# Cleaver switch



## baloubass (Apr 24, 2019)

Hello, i will start the build of the cleaver pedal.
I want to know what the Switch do exactly on this build please?
Thanks
Marc


----------



## phi1 (Apr 26, 2019)

It activates a higher gain mode.  Since it's based on the Keeley Katana, maybe it's like the high gain mode on the Katana mini.  In any case, you can see from the schem that it brings a cap in on the source of both jfets, which would make both transistors higher gain.

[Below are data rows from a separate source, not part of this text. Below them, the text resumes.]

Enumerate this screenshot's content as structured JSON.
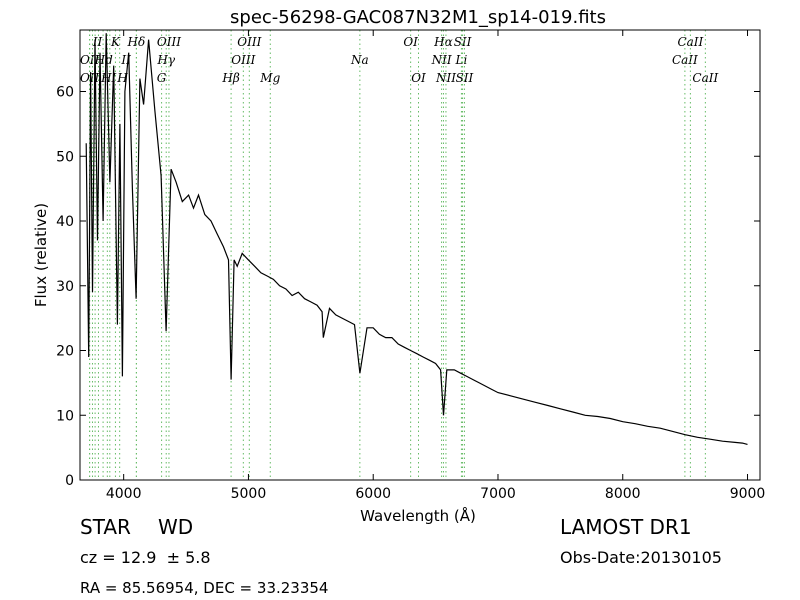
{
  "chart_data": {
    "type": "line",
    "title": "spec-56298-GAC087N32M1_sp14-019.fits",
    "xlabel": "Wavelength (Å)",
    "ylabel": "Flux (relative)",
    "xlim": [
      3650,
      9100
    ],
    "ylim": [
      0,
      69.5
    ],
    "xticks": [
      4000,
      5000,
      6000,
      7000,
      8000,
      9000
    ],
    "yticks": [
      0,
      10,
      20,
      30,
      40,
      50,
      60
    ],
    "grid": false,
    "line_color": "#000000",
    "marker_line_color": "#66bb66",
    "series": [
      {
        "values_note_removed": true,
        "x": [
          3700,
          3720,
          3735,
          3750,
          3770,
          3790,
          3810,
          3835,
          3860,
          3890,
          3920,
          3950,
          3970,
          3990,
          4010,
          4040,
          4070,
          4100,
          4130,
          4160,
          4200,
          4250,
          4300,
          4340,
          4380,
          4420,
          4470,
          4520,
          4560,
          4600,
          4650,
          4700,
          4750,
          4800,
          4840,
          4861,
          4885,
          4910,
          4950,
          5000,
          5050,
          5100,
          5150,
          5200,
          5250,
          5300,
          5350,
          5400,
          5450,
          5500,
          5550,
          5590,
          5600,
          5650,
          5700,
          5750,
          5800,
          5850,
          5893,
          5950,
          6000,
          6050,
          6100,
          6150,
          6200,
          6250,
          6300,
          6350,
          6400,
          6450,
          6500,
          6540,
          6563,
          6590,
          6620,
          6650,
          6700,
          6750,
          6800,
          6850,
          6900,
          6950,
          7000,
          7100,
          7200,
          7300,
          7400,
          7500,
          7600,
          7700,
          7800,
          7900,
          8000,
          8100,
          8200,
          8300,
          8400,
          8500,
          8600,
          8700,
          8800,
          8900,
          8960,
          9000
        ],
        "y": [
          52,
          19,
          63,
          29,
          68,
          37,
          66,
          40,
          69,
          46,
          64,
          24,
          55,
          16,
          60,
          66,
          45,
          28,
          62,
          58,
          68,
          57,
          47,
          23,
          48,
          46,
          43,
          44,
          42,
          44,
          41,
          40,
          38,
          36,
          34,
          15.5,
          34,
          33,
          35,
          34,
          33,
          32,
          31.5,
          31,
          30,
          29.5,
          28.5,
          29,
          28,
          27.5,
          27,
          26,
          22,
          26.5,
          25.5,
          25,
          24.5,
          24,
          16.5,
          23.5,
          23.5,
          22.5,
          22,
          22,
          21,
          20.5,
          20,
          19.5,
          19,
          18.5,
          18,
          17,
          10,
          17,
          17,
          17,
          16.5,
          16,
          15.5,
          15,
          14.5,
          14,
          13.5,
          13,
          12.5,
          12,
          11.5,
          11,
          10.5,
          10,
          9.8,
          9.5,
          9.0,
          8.7,
          8.3,
          8.0,
          7.5,
          7.0,
          6.6,
          6.3,
          6.0,
          5.8,
          5.7,
          5.5
        ]
      }
    ],
    "line_markers": [
      {
        "x": 3727,
        "label": "OII",
        "row": 1
      },
      {
        "x": 3727,
        "label": "OII",
        "row": 2
      },
      {
        "x": 3750,
        "label": "",
        "row": 0
      },
      {
        "x": 3771,
        "label": "",
        "row": 0
      },
      {
        "x": 3798,
        "label": "",
        "row": 0
      },
      {
        "x": 3835,
        "label": "",
        "row": 1
      },
      {
        "x": 3869,
        "label": "",
        "row": 2
      },
      {
        "x": 3889,
        "label": "",
        "row": 1
      },
      {
        "x": 3934,
        "label": "K",
        "row": 0
      },
      {
        "x": 3968,
        "label": "",
        "row": 2
      },
      {
        "x": 4102,
        "label": "Hδ",
        "row": 0
      },
      {
        "x": 4102,
        "label": "",
        "row": 2
      },
      {
        "x": 4304,
        "label": "G",
        "row": 2
      },
      {
        "x": 4341,
        "label": "Hγ",
        "row": 1
      },
      {
        "x": 4363,
        "label": "OIII",
        "row": 0
      },
      {
        "x": 4861,
        "label": "Hβ",
        "row": 2
      },
      {
        "x": 4959,
        "label": "OIII",
        "row": 1
      },
      {
        "x": 5007,
        "label": "OIII",
        "row": 0
      },
      {
        "x": 5175,
        "label": "Mg",
        "row": 2
      },
      {
        "x": 5893,
        "label": "Na",
        "row": 1
      },
      {
        "x": 6300,
        "label": "OI",
        "row": 0
      },
      {
        "x": 6363,
        "label": "OI",
        "row": 2
      },
      {
        "x": 6548,
        "label": "NII",
        "row": 1
      },
      {
        "x": 6563,
        "label": "Hα",
        "row": 0
      },
      {
        "x": 6583,
        "label": "NII",
        "row": 2
      },
      {
        "x": 6707,
        "label": "Li",
        "row": 1
      },
      {
        "x": 6716,
        "label": "SII",
        "row": 0
      },
      {
        "x": 6731,
        "label": "SII",
        "row": 2
      },
      {
        "x": 8498,
        "label": "CaII",
        "row": 1
      },
      {
        "x": 8542,
        "label": "CaII",
        "row": 0
      },
      {
        "x": 8662,
        "label": "CaII",
        "row": 2
      }
    ],
    "marker_label_overlaps": [
      {
        "x": 3790,
        "label": "II",
        "row": 0
      },
      {
        "x": 3840,
        "label": "Hd",
        "row": 1
      },
      {
        "x": 3880,
        "label": "HI",
        "row": 2
      },
      {
        "x": 4020,
        "label": "II",
        "row": 1
      },
      {
        "x": 3990,
        "label": "H",
        "row": 2
      }
    ]
  },
  "info": {
    "class_label": "STAR",
    "subclass": "WD",
    "cz": "cz = 12.9  ± 5.8",
    "radec": "RA = 85.56954, DEC = 33.23354",
    "survey": "LAMOST DR1",
    "obs_date": "Obs-Date:20130105"
  }
}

That said, this is different than schematics of the Katana I've seen, which have the 15n switch in in a different place (after the 220n to ground for a treble cut).  I'm not sure which is correct for the original Katana.  Maybe PedalPCB could chime in.


----------



## baloubass (Apr 27, 2019)

Ok thank you so much.
As i read, it's seems the treble cut are a possibilty on the katana mini, not on the original katana. On the "big" katana this switch are integrated in the push/pull pot.


----------



## phi1 (Apr 27, 2019)

Ah I think you're right, on the big one the vol knob is the dual pot. Still, on all the shematics I can find, the 15n side of the dual switch connects after the 220n (to vol 3).  My suggestion would be to not include the 15n when you first build it so you can experiment with it where you like it using alligator clips.


----------